In a certain operator puzzle, the operation ∆ is defined so that 1 ∆ (-5) = 5, 4 ∆ 7 = -28 and (-1) ∆ (-3) = -3. Based on this pattern, what is the value of 8 ∆ (-8)?

Introduction / Context:
This question belongs to the coding and operator puzzle category. Instead of ordinary arithmetic operations, a special binary operation ∆ is given through examples, and you must infer the hidden rule. Once the rule is discovered, you apply it to a new pair of numbers to find the required value. Such questions test pattern recognition and your ability to generalise from limited data.

Given Data / Assumptions:

• 1 ∆ (-5) = 5.
• 4 ∆ 7 = -28.
• (-1) ∆ (-3) = -3.
• We must find 8 ∆ (-8).
• The same single rule applies to all three given examples.

Concept / Approach:
The most direct approach is to guess a simple algebraic rule that fits every pair. A common pattern in such problems is that the result depends on the product of the two numbers, possibly with a sign or factor. We can assume a form like f(a, b) = k * a * b or f(a, b) = -a * b and test whether it fits all three given equalities. Once the rule is established, we apply it to the new input 8 and -8.

Step-by-Step Solution:
Step 1: Consider f(a, b) = -a * b.Step 2: For a = 1 and b = -5, f(1, -5) = -(1 * -5) = -(-5) = 5, which matches the first equation.Step 3: For a = 4 and b = 7, f(4, 7) = -(4 * 7) = -28, which matches the second equation.Step 4: For a = -1 and b = -3, f(-1, -3) = -((-1) * (-3)) = -(3) = -3, again matching the given result.Step 5: Therefore the operation is a ∆ b = -(a * b).

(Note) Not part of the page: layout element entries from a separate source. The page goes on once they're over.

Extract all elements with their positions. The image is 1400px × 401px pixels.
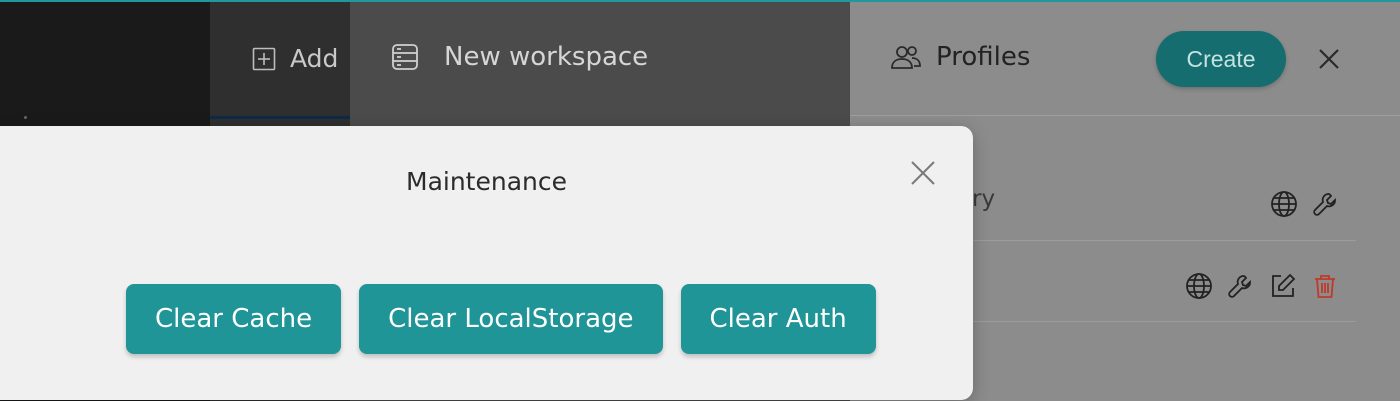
users-icon [891,46,921,69]
globe-icon[interactable] [1185,272,1213,300]
clear-localstorage-button[interactable]: Clear LocalStorage [359,284,663,354]
database-icon [392,44,418,70]
maintenance-dialog: Maintenance Clear Cache Clear LocalStora… [0,126,973,400]
plus-square-icon [252,47,276,70]
create-profile-button[interactable]: Create [1156,31,1286,87]
profile-row-actions [1185,272,1339,300]
top-accent-bar [0,0,1400,2]
profile-row-actions [1270,190,1340,218]
dialog-title: Maintenance [406,167,567,196]
side-panel-selected-indicator [210,116,350,119]
close-icon[interactable] [909,159,937,187]
profile-row-name: ry [972,186,996,212]
trash-icon[interactable] [1311,272,1339,300]
clear-cache-button[interactable]: Clear Cache [126,284,342,354]
profiles-header: Profiles [890,42,1030,72]
add-button[interactable]: Add [252,44,350,73]
wrench-icon[interactable] [1312,190,1340,218]
profiles-title: Profiles [936,42,1031,72]
dialog-actions: Clear Cache Clear LocalStorage Clear Aut… [126,284,876,354]
clear-auth-button[interactable]: Clear Auth [680,284,876,354]
profiles-header-divider [850,115,1400,116]
add-button-label: Add [290,44,339,73]
new-workspace-title: New workspace [444,42,649,72]
sidebar-dot [24,116,27,119]
close-icon[interactable] [1314,44,1344,74]
globe-icon[interactable] [1270,190,1298,218]
edit-icon[interactable] [1269,272,1297,300]
new-workspace-header: New workspace [390,42,648,72]
wrench-icon[interactable] [1227,272,1255,300]
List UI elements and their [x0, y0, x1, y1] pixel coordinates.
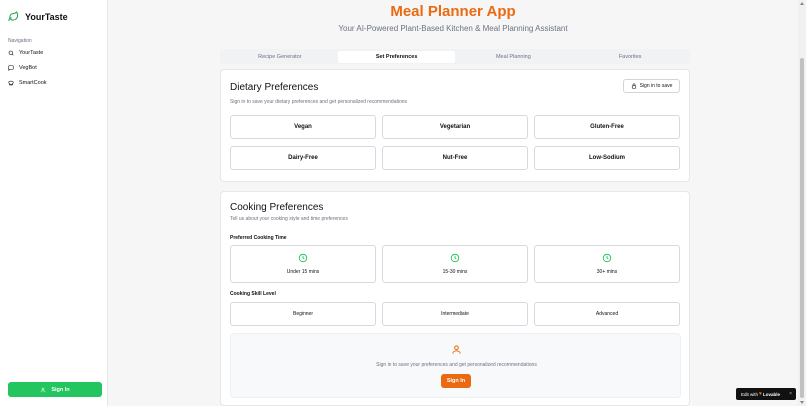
brand[interactable]: YourTaste — [8, 11, 68, 22]
close-icon[interactable]: × — [789, 391, 792, 397]
sign-in-label: Sign In — [51, 386, 70, 393]
sign-in-to-save-button[interactable]: Sign in to save — [623, 79, 680, 93]
scroll-down-arrow[interactable] — [800, 401, 804, 404]
lock-icon — [631, 83, 636, 89]
skill-option-intermediate[interactable]: Intermediate — [382, 302, 528, 326]
time-option-label: Under 15 mins — [286, 269, 320, 275]
sign-in-prompt: Sign in to save your preferences and get… — [230, 333, 681, 398]
diet-option-gluten-free[interactable]: Gluten-Free — [534, 115, 680, 139]
diet-option-nut-free[interactable]: Nut-Free — [382, 146, 528, 170]
scrollbar[interactable] — [798, 0, 806, 406]
user-icon — [41, 387, 46, 392]
time-option-label: 30+ mins — [596, 269, 618, 275]
skill-option-advanced[interactable]: Advanced — [534, 302, 680, 326]
main-content: Meal Planner App Your AI-Powered Plant-B… — [108, 0, 798, 406]
sidebar-item-yourtaste[interactable]: YourTaste — [8, 50, 43, 56]
tab-recipe-generator[interactable]: Recipe Generator — [222, 51, 339, 63]
chef-hat-icon — [8, 80, 14, 86]
time-option-15-30[interactable]: 15-30 mins — [382, 245, 528, 283]
clock-icon — [450, 253, 460, 263]
time-option-under-15[interactable]: Under 15 mins — [230, 245, 376, 283]
dietary-preferences-card: Dietary Preferences Sign in to save your… — [220, 69, 690, 182]
dietary-subtitle: Sign in to save your dietary preferences… — [230, 99, 408, 105]
diet-option-vegetarian[interactable]: Vegetarian — [382, 115, 528, 139]
sidebar-item-vegbot[interactable]: VegBot — [8, 65, 37, 71]
sidebar-item-smartcook[interactable]: SmartCook — [8, 80, 47, 86]
page-title: Meal Planner App — [390, 3, 516, 20]
user-icon — [452, 345, 461, 354]
nav-title: Navigation — [8, 38, 32, 44]
sign-in-button[interactable]: Sign In — [441, 374, 471, 388]
scrollbar-thumb[interactable] — [800, 58, 804, 398]
clock-icon — [602, 253, 612, 263]
time-option-30-plus[interactable]: 30+ mins — [534, 245, 680, 283]
skill-level-label: Cooking Skill Level — [230, 291, 276, 297]
chat-icon — [8, 65, 14, 71]
page-subtitle: Your AI-Powered Plant-Based Kitchen & Me… — [338, 24, 568, 33]
scroll-up-arrow[interactable] — [800, 2, 804, 5]
edit-with-lovable-badge[interactable]: Edit with ♥ Lovable × — [736, 388, 796, 400]
skill-option-beginner[interactable]: Beginner — [230, 302, 376, 326]
sidebar-item-label: SmartCook — [19, 80, 47, 86]
cooking-time-label: Preferred Cooking Time — [230, 235, 287, 241]
save-label: Sign in to save — [639, 83, 673, 89]
cooking-title: Cooking Preferences — [230, 202, 324, 213]
badge-prefix: Edit with — [741, 391, 759, 397]
tab-set-preferences[interactable]: Set Preferences — [338, 50, 455, 63]
sidebar-sign-in-button[interactable]: Sign In — [8, 382, 102, 397]
search-icon — [8, 50, 14, 56]
tab-bar: Recipe Generator Set Preferences Meal Pl… — [220, 49, 690, 64]
sidebar-item-label: VegBot — [19, 65, 37, 71]
diet-option-dairy-free[interactable]: Dairy-Free — [230, 146, 376, 170]
brand-name: YourTaste — [25, 11, 68, 22]
clock-icon — [298, 253, 308, 263]
sidebar: YourTaste Navigation YourTaste VegBot Sm… — [0, 0, 108, 406]
sign-in-message: Sign in to save your preferences and get… — [376, 362, 537, 368]
dietary-title: Dietary Preferences — [230, 82, 319, 93]
tab-favorites[interactable]: Favorites — [572, 51, 689, 63]
diet-option-vegan[interactable]: Vegan — [230, 115, 376, 139]
heart-icon: ♥ — [759, 391, 762, 397]
tab-meal-planning[interactable]: Meal Planning — [455, 51, 572, 63]
cooking-subtitle: Tell us about your cooking style and tim… — [230, 216, 348, 222]
sidebar-item-label: YourTaste — [19, 50, 44, 56]
badge-brand: Lovable — [762, 391, 780, 397]
time-option-label: 15-30 mins — [442, 269, 468, 275]
cooking-preferences-card: Cooking Preferences Tell us about your c… — [220, 191, 690, 406]
leaf-icon — [8, 11, 19, 22]
diet-option-low-sodium[interactable]: Low-Sodium — [534, 146, 680, 170]
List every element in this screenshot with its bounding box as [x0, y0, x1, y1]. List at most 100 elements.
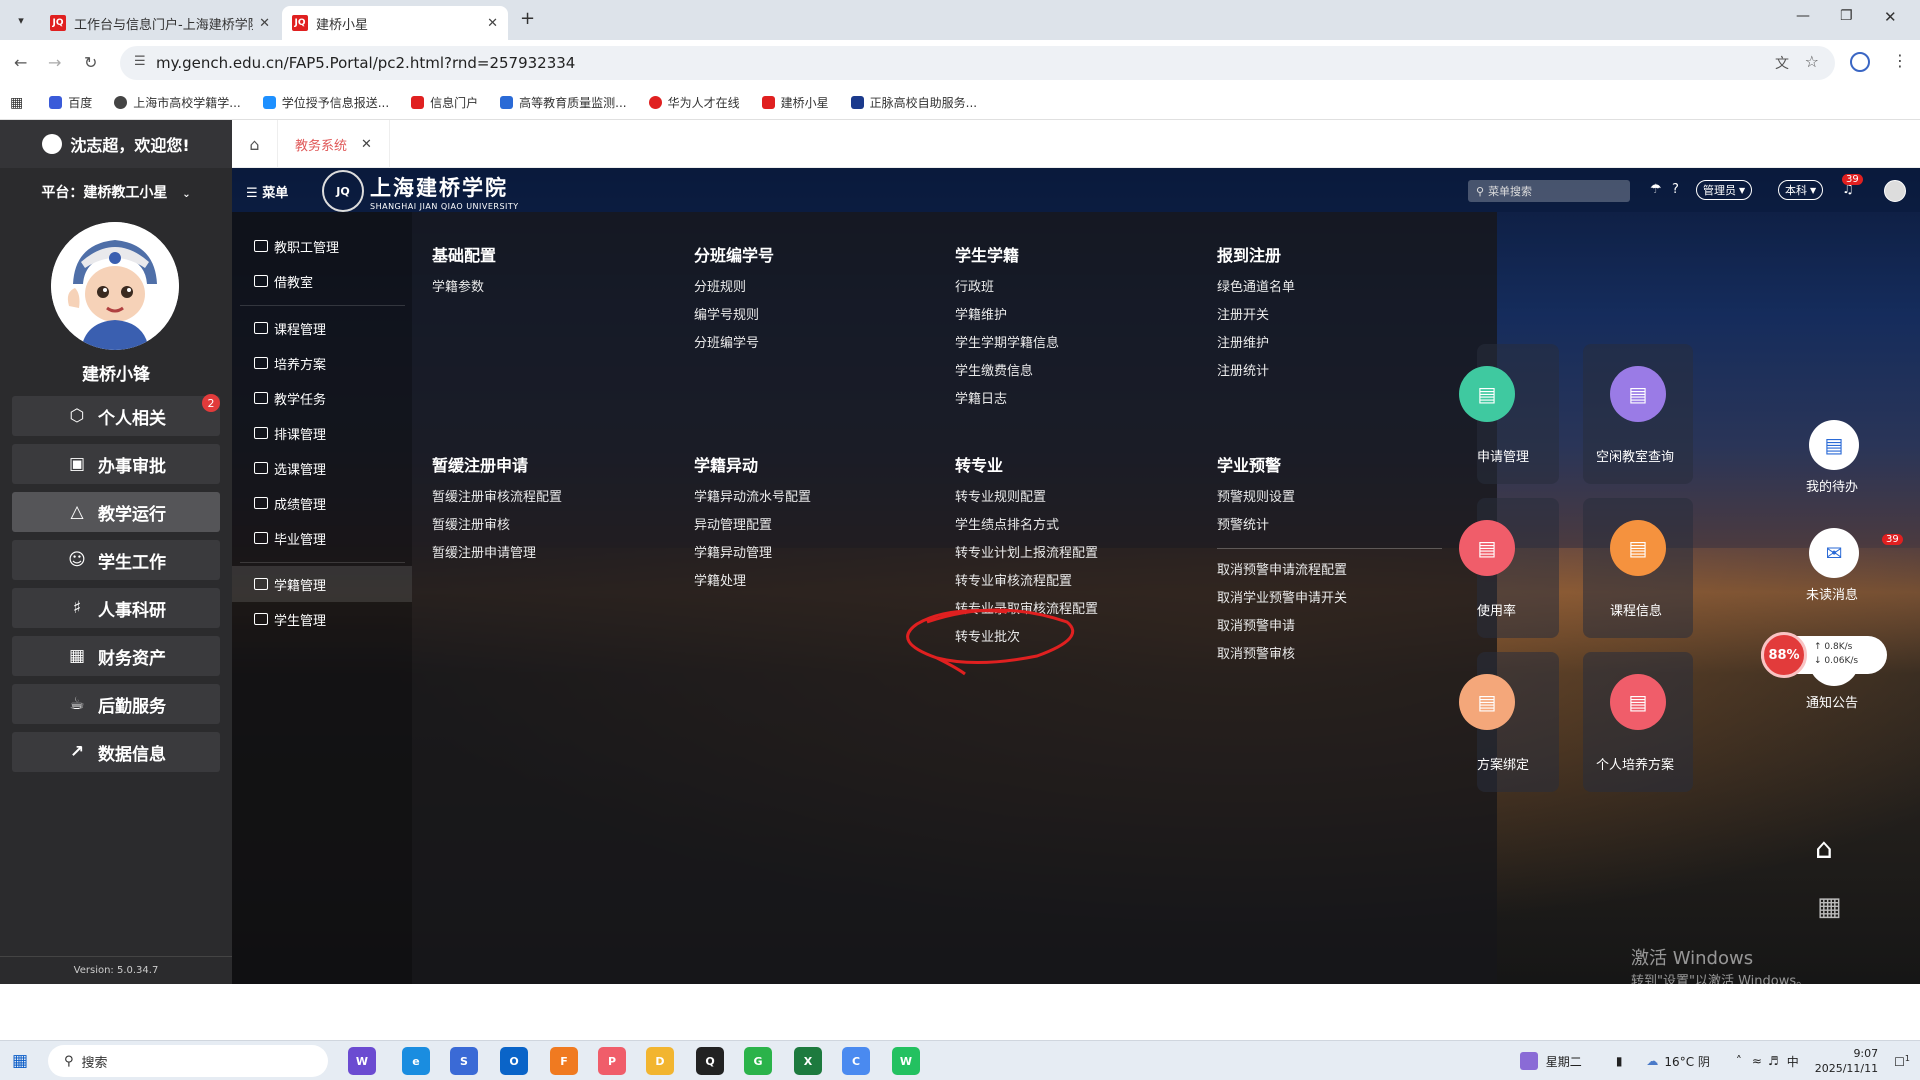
app-card[interactable]: ▤ 课程信息 [1583, 498, 1693, 638]
menu-button[interactable]: ☰ 菜单 [246, 182, 288, 201]
menu-link[interactable]: 转专业审核流程配置 [955, 568, 1098, 596]
module-item[interactable]: 教职工管理 [232, 228, 412, 264]
module-item-active[interactable]: 学籍管理 [232, 566, 412, 602]
message-icon[interactable]: ✉ [1809, 528, 1859, 578]
menu-link[interactable]: 学籍日志 [955, 386, 1059, 414]
menu-link[interactable]: 学籍异动管理 [694, 540, 811, 568]
module-item[interactable]: 课程管理 [232, 310, 412, 346]
app-card[interactable]: ▤ 使用率 [1459, 498, 1559, 638]
bookmark-star-icon[interactable]: ☆ [1805, 52, 1819, 71]
browser-tab-jianqiao[interactable]: JQ 建桥小星 ✕ [282, 6, 508, 40]
menu-link[interactable]: 暂缓注册申请管理 [432, 540, 562, 568]
close-tab-icon[interactable]: ✕ [259, 16, 270, 31]
module-item[interactable]: 培养方案 [232, 345, 412, 381]
help-icon[interactable]: ? [1672, 182, 1679, 197]
menu-link[interactable]: 取消预警审核 [1217, 641, 1442, 669]
outlook-icon[interactable]: O [500, 1047, 528, 1075]
module-item[interactable]: 学生管理 [232, 601, 412, 637]
bookmark-item[interactable]: 建桥小星 [761, 94, 829, 111]
menu-link[interactable]: 异动管理配置 [694, 512, 811, 540]
widgets-icon[interactable]: W [348, 1047, 376, 1075]
forward-icon[interactable]: → [48, 53, 61, 72]
clock[interactable]: 9:07 2025/11/11 [1815, 1046, 1878, 1076]
platform-selector[interactable]: 平台：建桥教工小星 ⌄ [0, 182, 232, 202]
sidebar-item-logistics[interactable]: ☕ 后勤服务 [12, 684, 220, 724]
menu-link[interactable]: 注册开关 [1217, 302, 1295, 330]
bookmark-item[interactable]: 高等教育质量监测... [500, 94, 627, 111]
menu-link[interactable]: 暂缓注册审核 [432, 512, 562, 540]
green-app-icon[interactable]: G [744, 1047, 772, 1075]
wifi-icon[interactable]: ≈ [1752, 1054, 1762, 1068]
site-info-icon[interactable]: ☰ [134, 54, 146, 69]
user-avatar-icon[interactable] [1884, 180, 1906, 202]
todo-icon[interactable]: ▤ [1809, 420, 1859, 470]
menu-link[interactable]: 学生学期学籍信息 [955, 330, 1059, 358]
app-card[interactable]: ▤ 方案绑定 [1459, 652, 1559, 792]
close-tab-icon[interactable]: ✕ [487, 16, 498, 31]
browser-menu-icon[interactable]: ⋮ [1892, 51, 1908, 70]
app-card[interactable]: ▤ 个人培养方案 [1583, 652, 1693, 792]
folder-icon[interactable]: D [646, 1047, 674, 1075]
minimize-icon[interactable]: — [1796, 8, 1810, 24]
bookmark-item[interactable]: 上海市高校学籍学... [114, 94, 241, 111]
app-card[interactable]: ▤ 申请管理 [1459, 344, 1559, 484]
qq-icon[interactable]: Q [696, 1047, 724, 1075]
module-item[interactable]: 教学任务 [232, 380, 412, 416]
menu-link[interactable]: 编学号规则 [694, 302, 774, 330]
windows-start-icon[interactable]: ▦ [12, 1051, 28, 1071]
menu-link[interactable]: 学籍异动流水号配置 [694, 484, 811, 512]
menu-link[interactable]: 学籍参数 [432, 274, 496, 302]
browser-tab-portal[interactable]: JQ 工作台与信息门户-上海建桥学院 ✕ [40, 6, 280, 40]
excel-icon[interactable]: X [794, 1047, 822, 1075]
bookmark-item[interactable]: 信息门户 [411, 94, 478, 111]
menu-link[interactable]: 转专业计划上报流程配置 [955, 540, 1098, 568]
profile-icon[interactable] [1850, 52, 1870, 72]
module-item[interactable]: 成绩管理 [232, 485, 412, 521]
menu-link[interactable]: 学生绩点排名方式 [955, 512, 1098, 540]
sidebar-item-approval[interactable]: ▣ 办事审批 [12, 444, 220, 484]
pdf-icon[interactable]: P [598, 1047, 626, 1075]
wechat-icon[interactable]: W [892, 1047, 920, 1075]
sidebar-item-hr[interactable]: ♯ 人事科研 [12, 588, 220, 628]
skin-icon[interactable]: ☂ [1650, 182, 1662, 197]
menu-link[interactable]: 绿色通道名单 [1217, 274, 1295, 302]
tab-list-dropdown-icon[interactable]: ▾ [10, 10, 32, 30]
sidebar-item-data[interactable]: ↗ 数据信息 [12, 732, 220, 772]
battery-icon[interactable]: ▮ [1616, 1054, 1623, 1068]
home-tab[interactable]: ⌂ [232, 120, 278, 168]
menu-link[interactable]: 学籍维护 [955, 302, 1059, 330]
user-greeting[interactable]: 沈志超，欢迎您! [0, 120, 232, 168]
close-icon[interactable]: ✕ [361, 137, 372, 152]
bookmark-item[interactable]: 学位授予信息报送... [262, 94, 389, 111]
module-item[interactable]: 选课管理 [232, 450, 412, 486]
bookmark-item[interactable]: 华为人才在线 [648, 94, 740, 111]
translate-icon[interactable]: 文 [1775, 53, 1789, 73]
menu-search-input[interactable]: ⚲ 菜单搜索 [1468, 180, 1630, 202]
menu-link[interactable]: 转专业规则配置 [955, 484, 1098, 512]
menu-link[interactable]: 取消预警申请 [1217, 613, 1442, 641]
sidebar-item-finance[interactable]: ▦ 财务资产 [12, 636, 220, 676]
menu-link[interactable]: 预警规则设置 [1217, 484, 1442, 512]
chrome-icon[interactable]: C [842, 1047, 870, 1075]
menu-link[interactable]: 预警统计 [1217, 512, 1442, 540]
menu-link[interactable]: 分班编学号 [694, 330, 774, 358]
store-icon[interactable]: S [450, 1047, 478, 1075]
app-card[interactable]: ▤ 空闲教室查询 [1583, 344, 1693, 484]
menu-link[interactable]: 分班规则 [694, 274, 774, 302]
sidebar-item-teaching[interactable]: △ 教学运行 [12, 492, 220, 532]
calendar-widget-icon[interactable] [1519, 1052, 1538, 1070]
house-icon[interactable]: ⌂ [1815, 832, 1833, 865]
tab-academic-system[interactable]: 教务系统 ✕ [278, 120, 390, 168]
sidebar-item-student[interactable]: ☺ 学生工作 [12, 540, 220, 580]
restore-icon[interactable]: ❐ [1840, 8, 1853, 24]
back-icon[interactable]: ← [14, 53, 27, 72]
module-item[interactable]: 毕业管理 [232, 520, 412, 556]
apps-grid-icon[interactable]: ▦ [10, 95, 23, 111]
calendar-icon[interactable]: ▦ [1817, 892, 1842, 922]
menu-link[interactable]: 注册维护 [1217, 330, 1295, 358]
menu-link[interactable]: 学籍处理 [694, 568, 811, 596]
volume-icon[interactable]: ♬ [1768, 1054, 1779, 1068]
chevron-up-icon[interactable]: ˄ [1736, 1054, 1742, 1068]
sidebar-item-personal[interactable]: ⬡ 个人相关 [12, 396, 220, 436]
close-window-icon[interactable]: ✕ [1884, 8, 1897, 26]
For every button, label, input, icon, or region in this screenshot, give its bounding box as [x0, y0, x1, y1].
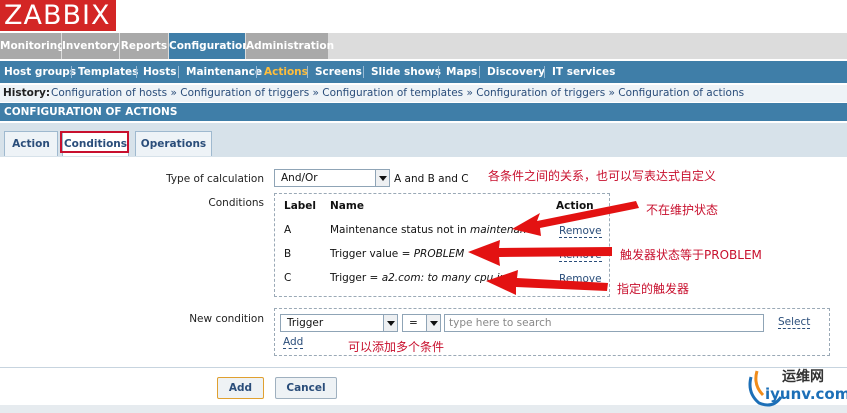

For a = 8 and b = -8, we get 8 ∆ (-8) = -(8 * -8) = -(-64) = 64.

Verification / Alternative check:
We can briefly test other possible rules, such as a ∆ b = a * b or a ∆ b = a - b, but they fail for at least one of the three given examples. Since a ∆ b = -(a * b) correctly reproduces all three results, it is the unique simple rule needed here. Applying it to 8 and -8 produces the answer 64, so our reasoning is consistent.

Why Other Options Are Wrong:

• -64 would correspond to a ∆ b = a * b, which does not match the initial examples.
• -8 and 8 come from incorrect guesses such as a - b or b - a.
• 0 would require 8 * (-8) = 0 or some subtraction symmetry, which does not hold.

Common Pitfalls:
Many test takers try to mix addition and subtraction of the two numbers instead of focusing on the product. Another frequent error is to assume different rules for each example rather than a single consistent formula. Always verify your guessed rule against all given cases before applying it to the unknown case.

Final Answer:
The only rule that fits all examples is a ∆ b = -(a * b), so 8 ∆ (-8) = 64.